As word spread of her crusade, Bryant gathered support from North Carolina Sen. Jesse Helms and Virginia pastor Jerry Falwell, and six months after its passage, the ordinance was repealed by a vote of more than 2 to 1. Bryant then expanded the fight to other cities and states, and with her help, Falwell in 1979 created the Moral Majority movement for religious conservatives that denounced the LGBTQ community, abortion rights supporters and others. 

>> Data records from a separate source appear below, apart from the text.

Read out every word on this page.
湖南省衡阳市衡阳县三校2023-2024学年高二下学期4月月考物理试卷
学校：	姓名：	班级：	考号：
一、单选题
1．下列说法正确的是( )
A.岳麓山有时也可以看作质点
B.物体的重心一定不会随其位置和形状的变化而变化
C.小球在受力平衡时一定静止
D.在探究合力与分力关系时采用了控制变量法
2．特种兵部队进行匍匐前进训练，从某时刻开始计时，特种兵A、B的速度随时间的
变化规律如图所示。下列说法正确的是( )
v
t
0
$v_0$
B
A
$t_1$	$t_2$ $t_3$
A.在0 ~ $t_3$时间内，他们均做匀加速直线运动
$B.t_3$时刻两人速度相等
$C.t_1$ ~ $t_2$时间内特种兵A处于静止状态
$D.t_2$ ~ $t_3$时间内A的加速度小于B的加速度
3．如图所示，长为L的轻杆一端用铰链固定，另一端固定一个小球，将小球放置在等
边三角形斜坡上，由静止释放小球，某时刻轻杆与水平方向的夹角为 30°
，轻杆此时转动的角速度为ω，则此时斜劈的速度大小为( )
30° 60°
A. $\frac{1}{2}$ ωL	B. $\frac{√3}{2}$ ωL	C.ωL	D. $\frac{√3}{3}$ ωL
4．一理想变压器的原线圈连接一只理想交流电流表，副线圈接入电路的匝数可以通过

 Ultimately, Bryant would pay a price. Gay rights activists targeted her and launched a nationwide boycott of Florida orange juice. Bars stopped serving screwdrivers, replacing them with a mixture of vodka and apple juice called the Anita Bryant cocktail. Bryant told Playboy that she lost about a half-million dollars in concert bookings and a deal to host her own TV show as her public appearances became magnets for gay-rights protesters. She also became a punchline for comedians, and the Florida Citrus Commission dumped her in 1980. 

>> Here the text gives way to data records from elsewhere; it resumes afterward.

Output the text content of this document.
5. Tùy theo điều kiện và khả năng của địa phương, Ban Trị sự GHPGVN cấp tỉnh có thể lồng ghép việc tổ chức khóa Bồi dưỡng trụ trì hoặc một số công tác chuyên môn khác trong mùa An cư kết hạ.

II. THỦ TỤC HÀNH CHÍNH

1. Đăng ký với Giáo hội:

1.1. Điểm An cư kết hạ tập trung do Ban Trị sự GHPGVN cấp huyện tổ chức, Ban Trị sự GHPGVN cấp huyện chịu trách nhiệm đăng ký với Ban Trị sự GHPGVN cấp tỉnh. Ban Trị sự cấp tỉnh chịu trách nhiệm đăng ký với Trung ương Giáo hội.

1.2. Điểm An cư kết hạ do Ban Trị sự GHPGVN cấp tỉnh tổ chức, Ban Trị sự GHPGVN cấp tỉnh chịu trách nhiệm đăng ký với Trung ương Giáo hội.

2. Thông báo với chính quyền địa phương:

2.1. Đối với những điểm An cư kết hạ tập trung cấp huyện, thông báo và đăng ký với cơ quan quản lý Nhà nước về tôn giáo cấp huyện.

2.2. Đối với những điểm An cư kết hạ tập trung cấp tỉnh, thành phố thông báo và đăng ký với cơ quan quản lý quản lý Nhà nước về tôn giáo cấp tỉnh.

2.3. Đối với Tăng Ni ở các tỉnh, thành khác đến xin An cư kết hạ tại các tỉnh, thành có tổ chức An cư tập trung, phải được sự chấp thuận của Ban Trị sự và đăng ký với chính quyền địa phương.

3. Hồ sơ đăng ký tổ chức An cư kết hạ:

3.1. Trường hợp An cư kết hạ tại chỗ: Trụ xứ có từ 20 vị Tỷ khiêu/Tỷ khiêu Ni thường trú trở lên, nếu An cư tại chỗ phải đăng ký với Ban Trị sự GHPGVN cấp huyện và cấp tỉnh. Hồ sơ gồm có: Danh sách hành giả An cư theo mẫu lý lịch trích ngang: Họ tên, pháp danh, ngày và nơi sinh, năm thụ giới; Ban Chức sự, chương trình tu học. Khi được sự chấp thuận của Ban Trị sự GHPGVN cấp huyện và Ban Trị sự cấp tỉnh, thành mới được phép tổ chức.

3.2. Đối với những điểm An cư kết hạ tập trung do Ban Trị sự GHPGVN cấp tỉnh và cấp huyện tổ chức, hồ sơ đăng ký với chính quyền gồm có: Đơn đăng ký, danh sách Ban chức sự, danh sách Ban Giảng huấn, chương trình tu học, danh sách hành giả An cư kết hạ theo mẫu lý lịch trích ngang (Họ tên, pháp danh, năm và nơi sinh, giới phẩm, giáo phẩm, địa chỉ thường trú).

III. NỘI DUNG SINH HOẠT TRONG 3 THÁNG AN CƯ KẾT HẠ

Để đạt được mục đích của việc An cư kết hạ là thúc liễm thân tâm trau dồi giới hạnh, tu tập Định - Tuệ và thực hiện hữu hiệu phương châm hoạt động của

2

Bryant's career was ruined and she never bounced to the success she had before she became an anti-gay activist. However, Bryant leaves a twofold legacy. 

She demonstrated just how lucrative it was to target LGBTQ people as pedophiles and "groomers." That particular narrative has been in the center of just about every anti-LGBTQ campaign, ordinance, and law. Secondly, we can see the remnants of her smear via people like Chaya Raichik and Nancy Mace and sites like Libs of TikTok and Gays Against Groomers. Bryant may be gone but her stench of bigotry continues to linger. And it's not going away. 

In the coming days, there will be a lot of joy from the LGBTQ community, and folks need to understand where it's coming from. Bryant and her campaign made life hell for gays. It empowered lies, hate, and violence against us.  A lot of people were hurt by what she did but unlike her passing, those stories didn't make the front pages.  Anita Bryant is a textbook example of how Christianity can be weaponized to justify hatred and deception, not to mention the bearing of false witness; something Christians are not supposed to do.

She claimed to have meant well but ultimately Anita Bryant was an ignorant and self-righteous woman who used the Bible to beat people down instead of lifting them up. She was so busy trying to purge what she claimed was the evil in others that she failed to see that the greatest evil of all was coming from herself.

Still, it's also important to remember that she is gone. And we, the LGBTQ community are still here. In her day, she tried to stomp us down but failed. With her passing, Bryant joins Jerry Falwell, Pat Robertson, Jesse Helms and so many others who felt it was their Chrisian duty to demonize and vilify us. We may be a bit worse for wear, some of us are weary and just downright exhausted but the important thing is that we are here, and we aren't going anywhere. 

 Definitely something for us to keep in mind for 2025.